(København) – Im Interview mit Altinget.dk gibt sich der dänische Außenminister Anders Samuelsen von der Liberalen Allianz optimistisch, was die europäische Zukunft angeht – wenn die „populistischen Strömungen und der Brexit“ richtig angegangen werden – und die EU sich auf ihre „Kernaufgaben“ besinnt.

Die Europäische Union steht am Abgrund – doch wenn die Politik schnell eine neue Richtung für Europa findet, sieht Dänemarks neuer Außenminister, Anders Samuelsen, eine große Zukunft für das Projekt EU.

In einem ausführlichen Interview mit Altinget.dk schildert der Politiker seine Sicht – und seine Pläne – für die kommenden Jahre.

„Was innerhalb der nächsten drei, vier, fünf Jahre passiert, ist absolut entscheidend. Besonders dahingehend, wie wir die populistischen Strömungen und den Brexit angehen“, sagt er.

Die EU würde nicht von einen Tag auf den anderen kollabieren – doch „der Druck, abzuliefern, ist enorm“.

Besorgte Menschen ernst nehmen – damit sie nicht die einfachen Antworten wählen

Über Europa schwappe derzeit eine „Besorgniswelle“. Die Menschen seien sich nicht sicher, ob die Politik die richtigen Antworten auf die großen Herausforderungen der Zeit haben.

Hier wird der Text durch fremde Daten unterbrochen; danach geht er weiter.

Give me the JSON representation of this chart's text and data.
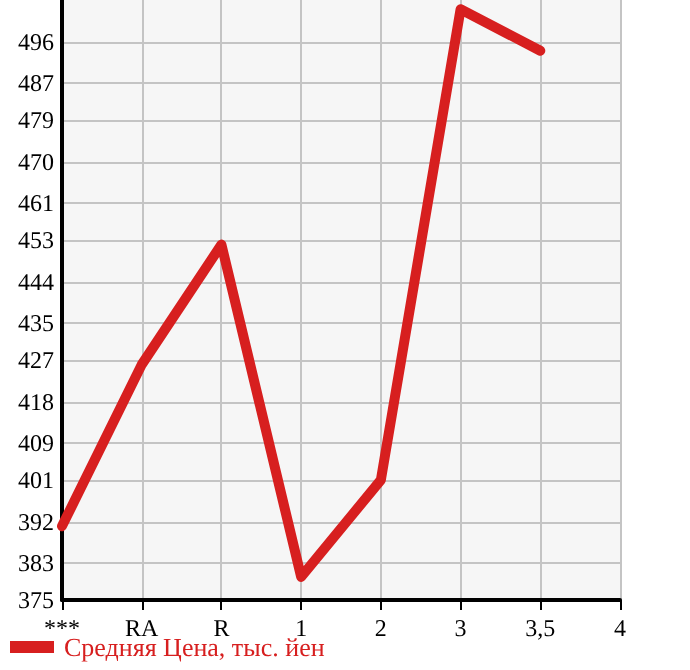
{
  "chart_data": {
    "type": "line",
    "categories": [
      "***",
      "RA",
      "R",
      "1",
      "2",
      "3",
      "3,5",
      "4"
    ],
    "series": [
      {
        "name": "Средняя Цена, тыс. йен",
        "color": "#d71f1f",
        "values": [
          391,
          426,
          452,
          380,
          401,
          503,
          494,
          null
        ]
      }
    ],
    "ylim": [
      375,
      505
    ],
    "yticks": [
      375,
      383,
      392,
      401,
      409,
      418,
      427,
      435,
      444,
      453,
      461,
      470,
      479,
      487,
      496
    ],
    "grid": true,
    "legend": "bottom left",
    "marker": "none",
    "line_style": "solid"
  }
}
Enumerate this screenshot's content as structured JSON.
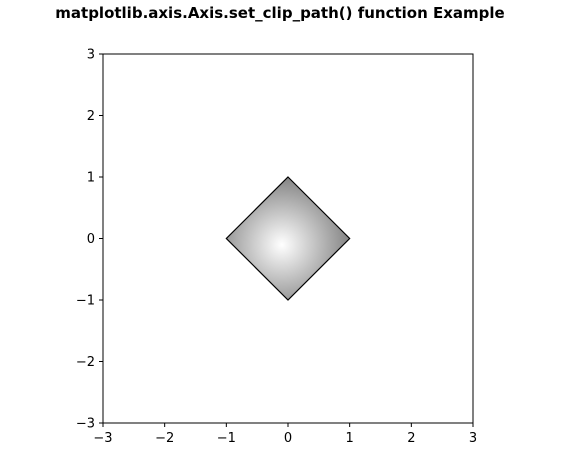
{
  "chart_data": {
    "type": "scatter",
    "title": "matplotlib.axis.Axis.set_clip_path() function Example",
    "xlabel": "",
    "ylabel": "",
    "xlim": [
      -3,
      3
    ],
    "ylim": [
      -3,
      3
    ],
    "x_ticks": [
      -3,
      -2,
      -1,
      0,
      1,
      2,
      3
    ],
    "y_ticks": [
      -3,
      -2,
      -1,
      0,
      1,
      2,
      3
    ],
    "x_tick_labels": [
      "−3",
      "−2",
      "−1",
      "0",
      "1",
      "2",
      "3"
    ],
    "y_tick_labels": [
      "−3",
      "−2",
      "−1",
      "0",
      "1",
      "2",
      "3"
    ],
    "grid": false,
    "shapes": [
      {
        "kind": "diamond",
        "vertices": [
          [
            0,
            1
          ],
          [
            1,
            0
          ],
          [
            0,
            -1
          ],
          [
            -1,
            0
          ]
        ],
        "fill": "radial gray gradient",
        "edge_color": "#000000",
        "gradient_center": [
          -0.1,
          -0.1
        ],
        "colors": {
          "inner": "#ffffff",
          "outer": "#8a8a8a"
        }
      }
    ]
  }
}
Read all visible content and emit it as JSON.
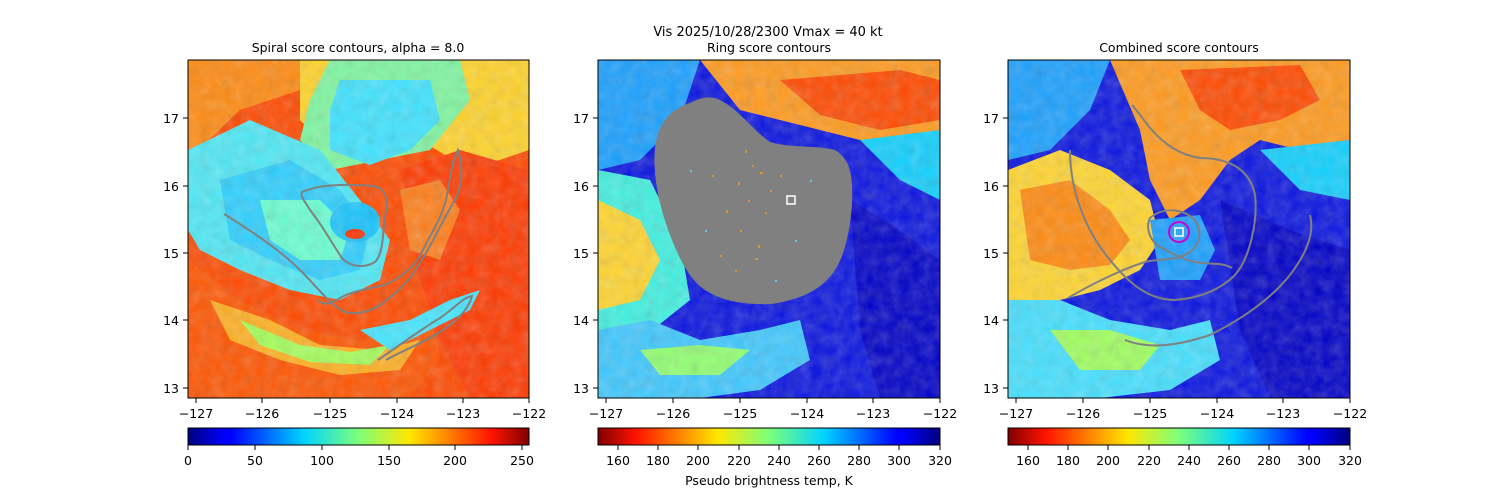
{
  "figure": {
    "suptitle_line1": "Vis  2025/10/28/2300    Vmax = 40 kt"
  },
  "chart_data": [
    {
      "type": "heatmap",
      "title": "Spiral score contours, alpha =  8.0",
      "xlim": [
        -127.2,
        -122.0
      ],
      "ylim": [
        12.85,
        17.85
      ],
      "xticks": [
        -127,
        -126,
        -125,
        -124,
        -123,
        -122
      ],
      "yticks": [
        13,
        14,
        15,
        16,
        17
      ],
      "colorbar": {
        "cmap": "jet",
        "range": [
          0,
          255
        ],
        "ticks": [
          0,
          50,
          100,
          150,
          200,
          250
        ]
      },
      "contour_color": "#808080"
    },
    {
      "type": "heatmap",
      "title": "Ring score contours",
      "xlim": [
        -127.2,
        -122.0
      ],
      "ylim": [
        12.85,
        17.85
      ],
      "xticks": [
        -127,
        -126,
        -125,
        -124,
        -123,
        -122
      ],
      "yticks": [
        13,
        14,
        15,
        16,
        17
      ],
      "colorbar": {
        "cmap": "jet_r",
        "range": [
          150,
          320
        ],
        "ticks": [
          160,
          180,
          200,
          220,
          240,
          260,
          280,
          300,
          320
        ],
        "label": "Pseudo brightness temp, K"
      },
      "mask_color": "#808080",
      "marker": {
        "lon": -124.25,
        "lat": 15.78,
        "shape": "square",
        "color": "#ffffff"
      }
    },
    {
      "type": "heatmap",
      "title": "Combined score contours",
      "xlim": [
        -127.2,
        -122.0
      ],
      "ylim": [
        12.85,
        17.85
      ],
      "xticks": [
        -127,
        -126,
        -125,
        -124,
        -123,
        -122
      ],
      "yticks": [
        13,
        14,
        15,
        16,
        17
      ],
      "colorbar": {
        "cmap": "jet_r",
        "range": [
          150,
          320
        ],
        "ticks": [
          160,
          180,
          200,
          220,
          240,
          260,
          280,
          300,
          320
        ]
      },
      "contour_color": "#808080",
      "center": {
        "lon": -124.6,
        "lat": 15.32,
        "ring_color": "#cc00cc",
        "marker_color": "#ffffff"
      }
    }
  ]
}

Würden diese Besorgnisse nicht ernst genommen, stoße man die Menschen in die Arme der Populisten. „Wenn wir nicht schnell etwas unternehmen, kommen einfach welche und greifen sich den Ball mit einfachen Antworten“, sagt Samuelsen. Die Haltung der Politiker sei zu häufig arrogant gewesen. Doch, so ist er sich sicher, in Dänemark habe sich die Stimmung zugunsten der Regierung gewandelt. Dies liege auch an den verschärften Maßnahmen in der Flüchtlingspolitik, wo dänische und europäische Maßnahmen Wirkung gezeigt hätten.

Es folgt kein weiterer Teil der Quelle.